ROULEZ JEUNESSE (Critique)

Par Cliffhanger @cliffhangertwit

SYNOPSIS: Alex, 43 ans, est dépanneur automobile dans le garage que dirige d'une main de fer sa mère. Un jour, il dépanne une jeune femme et passe la nuit chez elle, mais au petit matin elle a disparu lui laissant sur les bras trois enfants.

Après avoir signé Problemos, alias la meilleure comédie française de l'an passé, Éric Judor est de retour à l'affiche cette fois d'un premier film, et exit la comédie pure, on est ici dans un univers bien plus doux-amer. Dans Roulez Jeunesse, il interprète un dépanneur quarantenaire qui, après un concours de circonstance, se retrouve avec trois enfants sur les bras. De ce postulat finalement assez classique, Julien Guetta (co-scénariste de Joueurs, sorti il y a quelques semaines) tire une comédie dramatique à la fois bien menée et touchante. Comédie initiatique où un homme-enfant doit apprendre à s'émanciper pour lui-même s'occuper d'enfants, Roulez Jeunesse est également un film conscient des limites d'un système social faillible, où la raison prédomine constamment sur le cœur. Mais le jeune cinéaste arrive à imposer son regard sociétal sans être barbant, grâce à un ton justement dosé par les élucubrations typiques de Judor et convoquant de chaudes larmes de ses comédiens, dont Judor lui-même comme nous ne l'avions jamais vu. Et la force principale du film est là, dans cette balance constante entre la comédie et le drame, qui oscille toujours, sans jamais tomber dans le ridicule, vite arrivé dans ce genre d'entreprise périlleuse.

Malgré toutes ses qualités tonales, le film souffre malgré tout d'une linéarité narrative un peu attendue et déjà vue, mais cela reste néanmoins accessoire, tant le film séduit en étant très lumineux, chaud, bien éclairé et mis en scène avec élégance et simplicité, avec des choix musicaux bien sentis. Dans le garage où travaille notre protagoniste principal, on a le droit à une batterie de seconds rôles, tantôt poussifs tantôt pas assez, et ce malgré un Philippe Duquesne qu'on retrouve quelques semaines à peine après Au Poste !. Outre les enfants, très bons et naturels, on retrouve aussi avec plaisir la géniale Laure Calamy, qui l'était tout autant l'an dernier dans Ava, et qui dans un rôle maternel minimaliste et rancunier, est la parfaite balance de la force comique brute de Judor.
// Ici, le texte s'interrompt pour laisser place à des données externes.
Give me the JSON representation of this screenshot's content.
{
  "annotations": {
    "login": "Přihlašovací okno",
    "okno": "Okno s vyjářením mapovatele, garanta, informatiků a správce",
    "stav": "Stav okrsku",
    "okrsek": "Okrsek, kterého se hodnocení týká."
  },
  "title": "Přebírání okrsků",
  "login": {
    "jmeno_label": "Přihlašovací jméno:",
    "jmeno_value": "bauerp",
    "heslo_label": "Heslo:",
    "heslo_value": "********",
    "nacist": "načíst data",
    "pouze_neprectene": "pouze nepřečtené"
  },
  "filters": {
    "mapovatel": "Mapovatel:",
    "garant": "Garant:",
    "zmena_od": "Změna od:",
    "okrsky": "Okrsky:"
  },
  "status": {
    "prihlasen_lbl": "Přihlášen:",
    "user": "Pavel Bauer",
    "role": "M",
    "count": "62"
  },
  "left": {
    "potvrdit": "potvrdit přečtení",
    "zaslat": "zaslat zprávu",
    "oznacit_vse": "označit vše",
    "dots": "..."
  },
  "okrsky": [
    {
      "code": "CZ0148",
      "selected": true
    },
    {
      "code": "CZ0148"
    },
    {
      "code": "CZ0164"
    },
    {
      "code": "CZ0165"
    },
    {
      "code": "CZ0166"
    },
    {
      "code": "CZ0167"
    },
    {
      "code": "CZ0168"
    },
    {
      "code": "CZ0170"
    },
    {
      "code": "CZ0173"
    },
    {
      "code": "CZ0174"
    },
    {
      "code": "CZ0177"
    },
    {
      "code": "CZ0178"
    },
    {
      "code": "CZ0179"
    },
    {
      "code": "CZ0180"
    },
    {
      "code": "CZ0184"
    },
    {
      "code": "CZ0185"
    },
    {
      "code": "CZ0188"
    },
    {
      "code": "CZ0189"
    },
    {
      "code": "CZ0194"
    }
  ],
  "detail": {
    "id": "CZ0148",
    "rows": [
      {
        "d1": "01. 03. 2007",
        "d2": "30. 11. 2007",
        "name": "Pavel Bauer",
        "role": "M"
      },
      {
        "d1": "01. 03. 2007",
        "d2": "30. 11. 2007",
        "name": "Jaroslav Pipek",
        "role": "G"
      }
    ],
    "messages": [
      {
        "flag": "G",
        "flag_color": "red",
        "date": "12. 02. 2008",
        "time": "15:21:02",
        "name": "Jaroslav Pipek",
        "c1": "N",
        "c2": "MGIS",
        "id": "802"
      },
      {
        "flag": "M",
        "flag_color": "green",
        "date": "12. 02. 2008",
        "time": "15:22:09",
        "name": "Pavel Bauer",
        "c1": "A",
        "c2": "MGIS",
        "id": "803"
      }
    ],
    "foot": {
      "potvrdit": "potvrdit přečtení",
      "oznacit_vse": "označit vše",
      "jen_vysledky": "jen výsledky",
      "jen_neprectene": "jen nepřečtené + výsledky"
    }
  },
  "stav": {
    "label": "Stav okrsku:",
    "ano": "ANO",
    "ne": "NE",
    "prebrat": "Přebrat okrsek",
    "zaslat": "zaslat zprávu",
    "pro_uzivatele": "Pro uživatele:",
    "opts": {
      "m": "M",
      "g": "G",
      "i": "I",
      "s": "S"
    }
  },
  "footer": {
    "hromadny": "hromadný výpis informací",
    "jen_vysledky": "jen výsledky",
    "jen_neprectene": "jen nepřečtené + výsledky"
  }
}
Quant à ce dernier, il a donc ici le droit à un rôle très différent de ceux qu'il interprète usuellement, partant d'un rythme comique effréné en début de film pour arriver à une magnifique scène finale, loin du happy end habituel. On le sent impliqué à 110%, proposant même des moments de comédie assez prodigieux, et une justesse inattendue de sa part lorsqu'il s'agit d'être plus sérieux.

Au rythme des Nights in White Satin des Moody Blues ou de Day is Done de Nick Cave (excusez du peu !), on découvre in fine un film drôle et émouvant, mettant en lumière le talent versatile d'un acteur définitivement excellent et celui, naissant, d'un jeune auteur prometteur. Et qu'importe que la trame soit si classique, car on quitte la salle avec l'étrange impression d'avoir vu une jolie tranche de vie, car le traitement, lui, est simple, juste et choisit rarement la facilité.